Melt Banana hails from Tokyo, Japan and plays a chaotic mix of calculated noise, high end punk, and experimental pop that makes a beautiful and strangely addictive racket. The guitar sounds like a raygun zipping random shots by your head while the bass holds down the structure with tight, extremely fast riffs. The vocals yip and shriek their way through the mix in a staccato wail that is as endearing as it is unintelligible. The lyrics are all in English but you’d never know it from the unorthodox accents and deconstructed syllables. This band slays live. Unbelievably tight rhythms and perfectly executed riffage assail your sensory nerves while somehow maintaining a semblance of composition.
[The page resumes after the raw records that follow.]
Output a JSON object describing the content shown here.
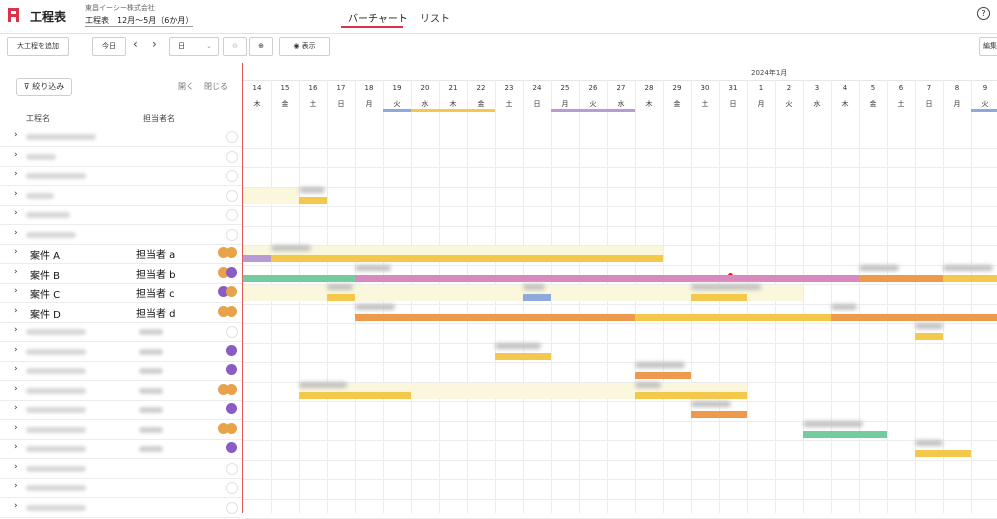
{
  "header": {
    "app_title": "工程表",
    "company": "東昌イーシー株式会社",
    "schedule_title": "工程表　12月～5月（6か月）",
    "tabs": [
      {
        "label": "バーチャート",
        "active": true
      },
      {
        "label": "リスト",
        "active": false
      }
    ],
    "help_icon": "help-circle-icon"
  },
  "toolbar": {
    "add_label": "大工程を追加",
    "today_label": "今日",
    "unit_value": "日",
    "display_label": "表示",
    "edit_label": "編集"
  },
  "left_header": {
    "filter_label": "絞り込み",
    "open_label": "開く",
    "close_label": "閉じる",
    "col_process": "工程名",
    "col_assignee": "担当者名"
  },
  "rows": [
    {
      "name": "",
      "assignee": "",
      "blur": true
    },
    {
      "name": "",
      "assignee": "",
      "blur": true
    },
    {
      "name": "",
      "assignee": "",
      "blur": true
    },
    {
      "name": "",
      "assignee": "",
      "blur": true
    },
    {
      "name": "",
      "assignee": "",
      "blur": true
    },
    {
      "name": "",
      "assignee": "",
      "blur": true
    },
    {
      "name": "案件 A",
      "assignee": "担当者 a",
      "avatars": "double-orange"
    },
    {
      "name": "案件 B",
      "assignee": "担当者 b",
      "avatars": "double-orange-purple"
    },
    {
      "name": "案件 C",
      "assignee": "担当者 c",
      "avatars": "double-purple-orange"
    },
    {
      "name": "案件 D",
      "assignee": "担当者 d",
      "avatars": "double-orange"
    },
    {
      "name": "",
      "assignee": "",
      "blur": true
    },
    {
      "name": "",
      "assignee": "",
      "blur": true,
      "avatars": "purple"
    },
    {
      "name": "",
      "assignee": "",
      "blur": true,
      "avatars": "purple"
    },
    {
      "name": "",
      "assignee": "",
      "blur": true,
      "avatars": "double-orange"
    },
    {
      "name": "",
      "assignee": "",
      "blur": true,
      "avatars": "purple"
    },
    {
      "name": "",
      "assignee": "",
      "blur": true,
      "avatars": "double-orange"
    },
    {
      "name": "",
      "assignee": "",
      "blur": true,
      "avatars": "purple"
    },
    {
      "name": "",
      "assignee": "",
      "blur": true
    },
    {
      "name": "",
      "assignee": "",
      "blur": true
    },
    {
      "name": "",
      "assignee": "",
      "blur": true
    }
  ],
  "calendar": {
    "month_label": "2024年1月",
    "days": [
      "14",
      "15",
      "16",
      "17",
      "18",
      "19",
      "20",
      "21",
      "22",
      "23",
      "24",
      "25",
      "26",
      "27",
      "28",
      "29",
      "30",
      "31",
      "1",
      "2",
      "3",
      "4",
      "5",
      "6",
      "7",
      "8",
      "9"
    ],
    "weekdays": [
      "木",
      "金",
      "土",
      "日",
      "月",
      "火",
      "水",
      "木",
      "金",
      "土",
      "日",
      "月",
      "火",
      "水",
      "木",
      "金",
      "土",
      "日",
      "月",
      "火",
      "水",
      "木",
      "金",
      "土",
      "日",
      "月",
      "火"
    ]
  },
  "colors": {
    "yellow": "#f4c84a",
    "orange": "#ee9a4c",
    "pink": "#d88ac0",
    "green": "#72cc9e",
    "blue": "#8fa9dc",
    "lavender": "#b79ad6",
    "band": "#fbf7dc",
    "accent": "#d9334c"
  }
}
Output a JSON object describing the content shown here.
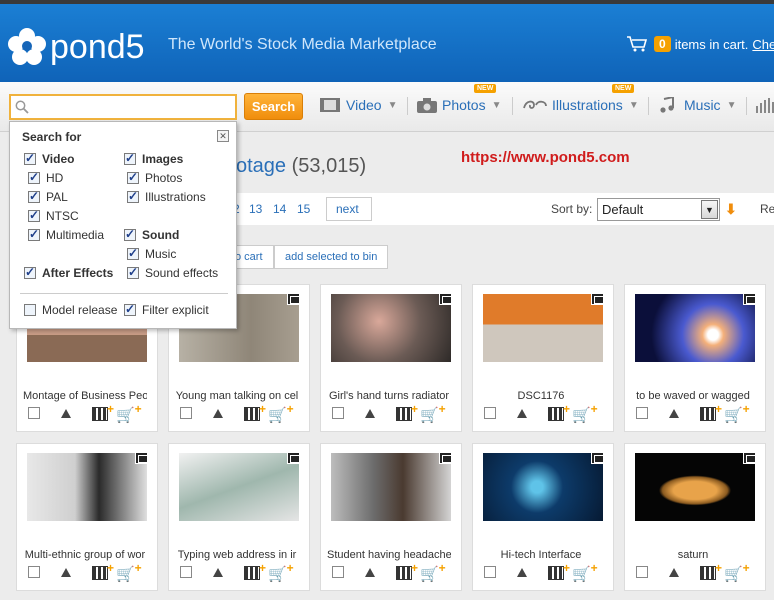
{
  "header": {
    "brand": "pond5",
    "tagline": "The World's Stock Media Marketplace",
    "cart_count": "0",
    "cart_text": "items in cart.",
    "cart_link": "Chec"
  },
  "search": {
    "value": "",
    "button_label": "Search"
  },
  "nav": {
    "items": [
      {
        "label": "Video",
        "icon": "film-icon",
        "new": false
      },
      {
        "label": "Photos",
        "icon": "camera-icon",
        "new": true
      },
      {
        "label": "Illustrations",
        "icon": "swirl-icon",
        "new": true
      },
      {
        "label": "Music",
        "icon": "music-note-icon",
        "new": false
      }
    ],
    "new_label": "NEW"
  },
  "main": {
    "title_partial": "otage",
    "count": "(53,015)",
    "url_overlay": "https://www.pond5.com",
    "pages": [
      "2",
      "13",
      "14",
      "15"
    ],
    "next_label": "next",
    "sort_label": "Sort by:",
    "sort_value": "Default",
    "rel_partial": "Re",
    "actions": [
      "o cart",
      "add selected to bin"
    ]
  },
  "dropdown": {
    "title": "Search for",
    "video": "Video",
    "hd": "HD",
    "pal": "PAL",
    "ntsc": "NTSC",
    "multimedia": "Multimedia",
    "after_effects": "After Effects",
    "images": "Images",
    "photos": "Photos",
    "illustrations": "Illustrations",
    "sound": "Sound",
    "music": "Music",
    "sound_effects": "Sound effects",
    "model_release": "Model release",
    "filter_explicit": "Filter explicit"
  },
  "cards": [
    {
      "title": "Montage of Business Peo"
    },
    {
      "title": "Young man talking on cel"
    },
    {
      "title": "Girl's hand turns radiator"
    },
    {
      "title": "DSC1176"
    },
    {
      "title": "to be waved or wagged"
    },
    {
      "title": "Multi-ethnic group of wor"
    },
    {
      "title": "Typing web address in ir"
    },
    {
      "title": "Student having headache"
    },
    {
      "title": "Hi-tech Interface"
    },
    {
      "title": "saturn"
    }
  ],
  "colors": {
    "header_blue": "#1b7fd4",
    "accent_orange": "#f5a100",
    "link_blue": "#2a6fb8",
    "url_red": "#d01c1c"
  }
}
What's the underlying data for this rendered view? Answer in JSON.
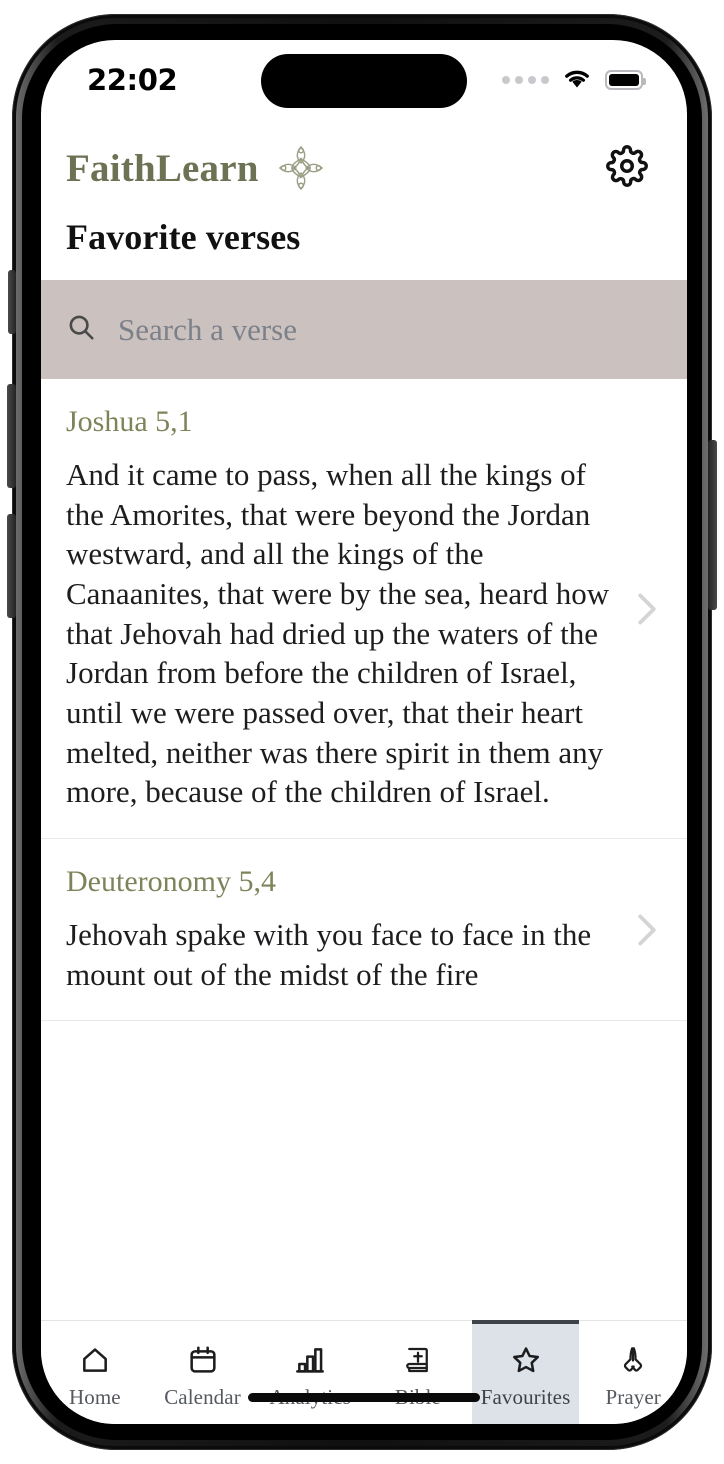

I can’t recommend seeing this band live enough.
The Melvins on the other hand came out and delivered exactly what was expected: slow, trudging metal with some early nineties grunge thrown in. The idea of this band looks much better on paper than it does live. It’s funny to talk about a band that can play this slow and be this brutal, but it’s another thing to have to sit through it. I saw The Melvins about eight years ago, and they haven’t changed one bit. King Buzzo’s cheesy, dark vocals groan painfully over top the booming riffs. Drummer Dale Crover is almost as much of a spectacle as King Buzzo with his ridiculously large drum kit complete with a NAMBLA sticker strategically placed above a modified Confederate flag sticker. The band plodded through a diverse mix of its dense catalogue, ending with a torturous, extended version of “Lexicon Devil”, and the metal crowd appeared to be satiated. The rest of us were either pummeled comatose or bored beyond recognition.